Gerechtshof Arnhem, 28-09-2007, BB5520, 06/00363
Gerechtshof Arnhem, 28-09-2007, BB5520, 06/00363
Gegevens
- Instantie
- Gerechtshof Arnhem
- Datum uitspraak
- 28 september 2007
- Datum publicatie
- 12 oktober 2007
- ECLI
- ECLI:NL:GHARN:2007:BB5520
- Zaaknummer
- 06/00363
Inhoudsindicatie
Omzetbelasting.
Exploitant seksinrichting verricht één dienst.
Uitspraak
GERECHTSHOF ARNHEM
Sector belasting
nummer 06/00363
uitspraak van de tweede meervoudige belastingkamer
op het hoger beroep van
X, wonende te Y (hierna: belanghebbende),
tegen de uitspraak van de rechtbank Arnhem van 21 augustus 2006, nummer AWB 06/577 (hierna: de Rechtbank), in het geding tussen belanghebbende
en
de inspecteur van de Belastingdienst te P (hierna: de Inspecteur).

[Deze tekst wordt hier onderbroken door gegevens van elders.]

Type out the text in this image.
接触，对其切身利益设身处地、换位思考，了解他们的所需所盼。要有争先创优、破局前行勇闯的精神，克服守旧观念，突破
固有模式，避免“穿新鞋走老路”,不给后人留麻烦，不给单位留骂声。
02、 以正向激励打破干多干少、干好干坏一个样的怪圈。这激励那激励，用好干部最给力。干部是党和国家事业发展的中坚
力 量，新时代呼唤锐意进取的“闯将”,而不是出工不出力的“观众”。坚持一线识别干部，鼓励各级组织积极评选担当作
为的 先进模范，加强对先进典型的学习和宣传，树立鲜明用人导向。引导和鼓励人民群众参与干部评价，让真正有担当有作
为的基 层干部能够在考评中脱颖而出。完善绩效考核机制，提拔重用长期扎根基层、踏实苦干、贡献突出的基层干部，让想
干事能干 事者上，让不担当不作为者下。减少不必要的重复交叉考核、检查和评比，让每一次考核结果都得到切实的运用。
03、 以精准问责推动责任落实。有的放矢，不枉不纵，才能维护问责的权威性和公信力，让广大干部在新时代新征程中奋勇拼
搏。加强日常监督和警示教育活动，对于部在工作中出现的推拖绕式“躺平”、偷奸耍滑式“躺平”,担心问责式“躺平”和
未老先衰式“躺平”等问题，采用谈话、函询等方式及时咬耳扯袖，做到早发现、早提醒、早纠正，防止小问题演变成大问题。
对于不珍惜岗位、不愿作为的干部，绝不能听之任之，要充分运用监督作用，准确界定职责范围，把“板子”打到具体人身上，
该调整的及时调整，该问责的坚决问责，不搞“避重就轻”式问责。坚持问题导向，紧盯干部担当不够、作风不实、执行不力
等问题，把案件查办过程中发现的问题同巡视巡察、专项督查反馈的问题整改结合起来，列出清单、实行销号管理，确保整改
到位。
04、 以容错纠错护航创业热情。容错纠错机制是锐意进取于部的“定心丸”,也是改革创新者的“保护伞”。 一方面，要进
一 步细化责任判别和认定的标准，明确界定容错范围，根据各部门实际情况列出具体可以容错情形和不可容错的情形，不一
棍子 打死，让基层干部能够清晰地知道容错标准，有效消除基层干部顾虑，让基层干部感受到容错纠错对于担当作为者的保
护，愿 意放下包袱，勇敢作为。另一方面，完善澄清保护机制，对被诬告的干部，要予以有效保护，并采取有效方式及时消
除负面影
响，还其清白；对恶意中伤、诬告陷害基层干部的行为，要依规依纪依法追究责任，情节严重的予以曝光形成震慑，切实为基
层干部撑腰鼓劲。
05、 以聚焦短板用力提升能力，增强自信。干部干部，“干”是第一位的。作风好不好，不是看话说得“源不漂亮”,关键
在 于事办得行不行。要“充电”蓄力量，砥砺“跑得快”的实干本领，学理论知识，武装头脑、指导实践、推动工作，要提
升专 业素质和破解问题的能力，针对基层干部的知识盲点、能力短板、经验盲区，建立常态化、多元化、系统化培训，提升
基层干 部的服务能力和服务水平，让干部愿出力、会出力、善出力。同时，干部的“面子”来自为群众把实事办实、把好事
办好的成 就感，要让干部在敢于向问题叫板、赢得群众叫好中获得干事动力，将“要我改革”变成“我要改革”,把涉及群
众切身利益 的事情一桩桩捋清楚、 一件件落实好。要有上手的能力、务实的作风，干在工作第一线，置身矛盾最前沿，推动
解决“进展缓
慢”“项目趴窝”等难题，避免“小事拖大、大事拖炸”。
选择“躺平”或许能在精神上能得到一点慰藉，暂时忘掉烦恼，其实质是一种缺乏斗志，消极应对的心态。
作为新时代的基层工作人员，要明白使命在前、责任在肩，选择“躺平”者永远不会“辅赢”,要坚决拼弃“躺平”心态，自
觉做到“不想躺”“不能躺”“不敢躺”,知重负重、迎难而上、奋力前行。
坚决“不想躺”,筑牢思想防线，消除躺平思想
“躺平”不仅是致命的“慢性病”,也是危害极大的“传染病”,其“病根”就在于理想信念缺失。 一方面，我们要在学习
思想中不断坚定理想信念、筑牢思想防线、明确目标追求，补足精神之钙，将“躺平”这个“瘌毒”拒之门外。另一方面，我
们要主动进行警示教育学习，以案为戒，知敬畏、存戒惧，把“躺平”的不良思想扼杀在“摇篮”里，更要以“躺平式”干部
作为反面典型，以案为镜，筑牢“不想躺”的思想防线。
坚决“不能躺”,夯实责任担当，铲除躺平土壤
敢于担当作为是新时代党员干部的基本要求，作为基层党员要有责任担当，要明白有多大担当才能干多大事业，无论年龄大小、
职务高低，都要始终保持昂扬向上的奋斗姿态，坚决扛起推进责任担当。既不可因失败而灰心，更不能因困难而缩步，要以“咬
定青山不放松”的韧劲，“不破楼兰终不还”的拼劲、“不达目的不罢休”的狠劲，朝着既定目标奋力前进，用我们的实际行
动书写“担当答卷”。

1. Het bezwaar en het geding voor de Rechtbank
1.1. Aan belanghebbende is over het tijdvak 1 januari 1999 tot en met 31 december 2001 een naheffingsaanslag in de omzetbelasting opgelegd (aanslagnummer 1159.79.F.01.1501) ten bedrage van € 9.059 alsmede bij beschikking een boete van € 2.264.
1.2. De Inspecteur heeft, na daartegen ingediend bezwaar, bij in één geschrift vervatte uitspraken op bezwaar van 25 november 2005 de naheffingsaanslag verminderd tot € 8.982 en de boete tot nihil. Belanghebbende heeft daartegen beroep aangetekend.
1.3. De Rechtbank heeft het beroep ongegrond verklaard.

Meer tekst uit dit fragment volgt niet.